Build Things Together

Bill Mills

Truly Open Data

July 06, 2015 | 4 Minute Read

There is a lot to be optimistic about in the conversation around open data. More and more journals and funders are demanding data be published as a condition of submission or granting, creating much-needed pressure from the top; infrastructure like git large file storage on GitHub, AWS’s open data project, Figshare, and Dryad are making it feasible to host data on the web; and projects like Dat, Synapse and the EcoData Retriever are breaking ground on what it means to version and share data. It is certainly not time to hang the ‘Mission Accomplished’ banner on the open data battleship quite yet, but really good progress is nonetheless being made. There is still one big challenge, however, that open data is lagging on: usability.

Lily Hay Newman said it well at Slate a couple weeks ago: “Open-source scientific data is grossly underutilized and kind of a mess.” Which is not even a little surprising; I recently wrote here about the challenges inherent in using other people’s code - other people’s data, however, is much much worse. With great stamina, you can pick through my code and look up what every piece of syntax does; but if I hand you a CSV with no labels, no units and no context, forget it - that data will never be usable, and a little piece of the promise of the open data movement dies on the headerless table.

While we race to slap as much data up on the web as possible, we need to think about how to make that data legible, and not simply accessible. Access is only step one; legibility also demands that a third party can understand that data well enough to reuse it. I have two recommendations.

Data Decoding

All datasets should either come with or point to a piece of open-source software that can be used to ingest that data, delivering it to a usable in-memory form in at least one programming language. For example, at the International Quality Controlled Ocean Database, we include a Python class that will unpack the highly inscrutable WOD data format into an object that has well documented methods to return all the information we want about the deep blue sea. At high level, requirements for a decoder should include:

  • Self containment. The decoder should be encapsulated as a class, function, module or some other appropriate structure that does not require a user to massage or understand the underlying code.
  • Thorough documentation. Decoder docs should make it clear, as succinctly as possible, how to extract data from the resulting object, and where the formal definitions of those data reside (vis: a pointer to the schema.org-like-index described below).

Data Peer Review

The single most valuable thing that an organized scientific publishing apparatus provides for papers is a system of peer review. As we take it upon ourselves to publish data, we need to think about how to set the same standards of review in this new arena. I see the data reviewer as having at least two responsibilities:

  • Curating standard data ontologies. If we are going to distribute data, we need a standard language to describe it, or else we have no chance of combining or reusing that data. Each discipline will of course need to develop its own descriptions of data; part of the data reviewer’s job must be to examine the proposed data set’s usage of those standard descriptions, and ensure that they correctly and appropriately use previously defined descriptors wherever possible, and do not create new descriptors unnecessarily.

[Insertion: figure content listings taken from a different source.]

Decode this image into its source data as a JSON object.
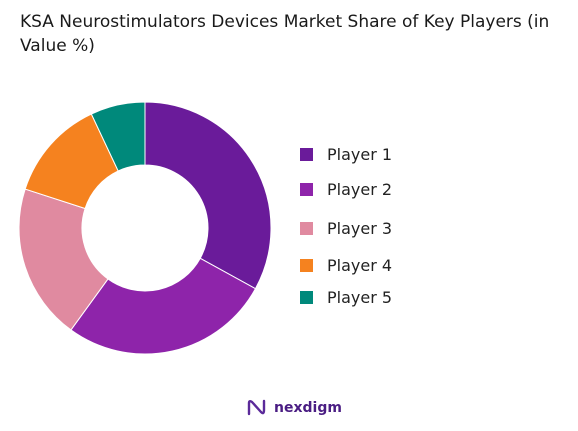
{
  "title": "KSA Neurostimulators Devices Market Share of Key Players (in Value %)",
  "brand": {
    "name": "nexdigm",
    "icon": "nexdigm-logo-icon"
  },
  "chart_data": {
    "type": "pie",
    "variant": "donut",
    "title": "KSA Neurostimulators Devices Market Share of Key Players (in Value %)",
    "categories": [
      "Player 1",
      "Player 2",
      "Player 3",
      "Player 4",
      "Player 5"
    ],
    "values": [
      33,
      27,
      20,
      13,
      7
    ],
    "colors": [
      "#6a1b9a",
      "#8e24aa",
      "#e08aa0",
      "#f5821f",
      "#00897b"
    ],
    "legend_position": "right"
  }
}
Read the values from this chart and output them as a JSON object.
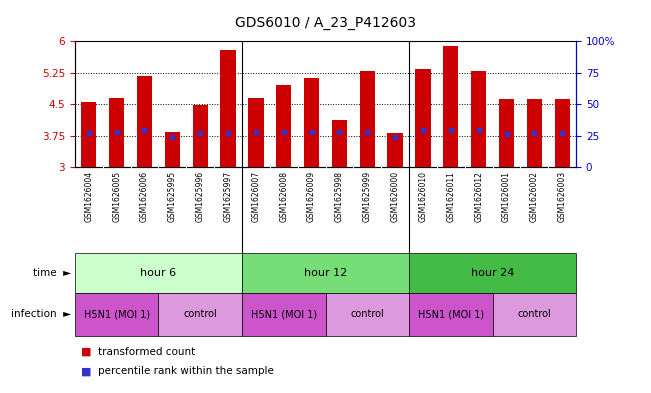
{
  "title": "GDS6010 / A_23_P412603",
  "samples": [
    "GSM1626004",
    "GSM1626005",
    "GSM1626006",
    "GSM1625995",
    "GSM1625996",
    "GSM1625997",
    "GSM1626007",
    "GSM1626008",
    "GSM1626009",
    "GSM1625998",
    "GSM1625999",
    "GSM1626000",
    "GSM1626010",
    "GSM1626011",
    "GSM1626012",
    "GSM1626001",
    "GSM1626002",
    "GSM1626003"
  ],
  "bar_values": [
    4.55,
    4.65,
    5.18,
    3.83,
    4.47,
    5.78,
    4.65,
    4.95,
    5.12,
    4.12,
    5.28,
    3.82,
    5.35,
    5.88,
    5.28,
    4.63,
    4.62,
    4.62
  ],
  "blue_dot_values": [
    3.82,
    3.83,
    3.88,
    3.72,
    3.82,
    3.82,
    3.83,
    3.83,
    3.83,
    3.83,
    3.83,
    3.72,
    3.88,
    3.88,
    3.88,
    3.78,
    3.82,
    3.82
  ],
  "ymin": 3.0,
  "ymax": 6.0,
  "yticks": [
    3.0,
    3.75,
    4.5,
    5.25,
    6.0
  ],
  "ytick_labels": [
    "3",
    "3.75",
    "4.5",
    "5.25",
    "6"
  ],
  "right_yticks": [
    0,
    25,
    50,
    75,
    100
  ],
  "right_ytick_labels": [
    "0",
    "25",
    "50",
    "75",
    "100%"
  ],
  "bar_color": "#cc0000",
  "blue_dot_color": "#3333cc",
  "time_groups": [
    {
      "label": "hour 6",
      "start": 0,
      "end": 6,
      "color": "#ccffcc"
    },
    {
      "label": "hour 12",
      "start": 6,
      "end": 12,
      "color": "#77dd77"
    },
    {
      "label": "hour 24",
      "start": 12,
      "end": 18,
      "color": "#44bb44"
    }
  ],
  "infection_groups": [
    {
      "label": "H5N1 (MOI 1)",
      "start": 0,
      "end": 3,
      "color": "#cc55cc"
    },
    {
      "label": "control",
      "start": 3,
      "end": 6,
      "color": "#dd99dd"
    },
    {
      "label": "H5N1 (MOI 1)",
      "start": 6,
      "end": 9,
      "color": "#cc55cc"
    },
    {
      "label": "control",
      "start": 9,
      "end": 12,
      "color": "#dd99dd"
    },
    {
      "label": "H5N1 (MOI 1)",
      "start": 12,
      "end": 15,
      "color": "#cc55cc"
    },
    {
      "label": "control",
      "start": 15,
      "end": 18,
      "color": "#dd99dd"
    }
  ],
  "bg_color": "#ffffff",
  "tick_color_left": "#cc0000",
  "tick_color_right": "#0000cc",
  "sample_bg_color": "#dddddd",
  "grid_dotted_color": "#555555"
}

Furthermore, these descriptors should be registered centrally in a machine-readable format, like schema.org does for JSON-LD contexts.
  • Ensuring encoding format compliance. There are many, many different encoding formats out there; an open dataset needs to adhere to one of them, and not invent new ones without good reason. In addition to ensuring data passes a linter at the structural level, encoding compliance must check that each piece of data matches the format or data type described in the schema recommended above (no starting numbers with apostrophes to trick GUI autoformatting, please).

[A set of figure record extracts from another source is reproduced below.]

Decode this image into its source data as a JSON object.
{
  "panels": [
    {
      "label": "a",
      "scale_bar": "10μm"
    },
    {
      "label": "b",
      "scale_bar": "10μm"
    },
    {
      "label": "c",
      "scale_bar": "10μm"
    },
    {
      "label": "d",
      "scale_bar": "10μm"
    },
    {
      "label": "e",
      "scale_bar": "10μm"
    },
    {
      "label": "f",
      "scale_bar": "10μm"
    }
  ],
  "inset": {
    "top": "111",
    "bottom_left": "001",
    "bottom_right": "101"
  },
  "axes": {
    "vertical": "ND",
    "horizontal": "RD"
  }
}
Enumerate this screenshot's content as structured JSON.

There are probably tons of other strategies we can tack on here to ensure the legibility and usability of open data; please, let me know your ideas in the comments. One of the biggest challenges will be to convene the conversations necessary to sketch out those first ontologies - this is a conversation we need to be having at our conferences and our scientific societies, and it can be done. Open data deserves every ounce of the enthusiasm, effort and funding it is getting - but as we figure out this new paradigm, we’ve got to remember that nothing is truly open unless it is usable, too.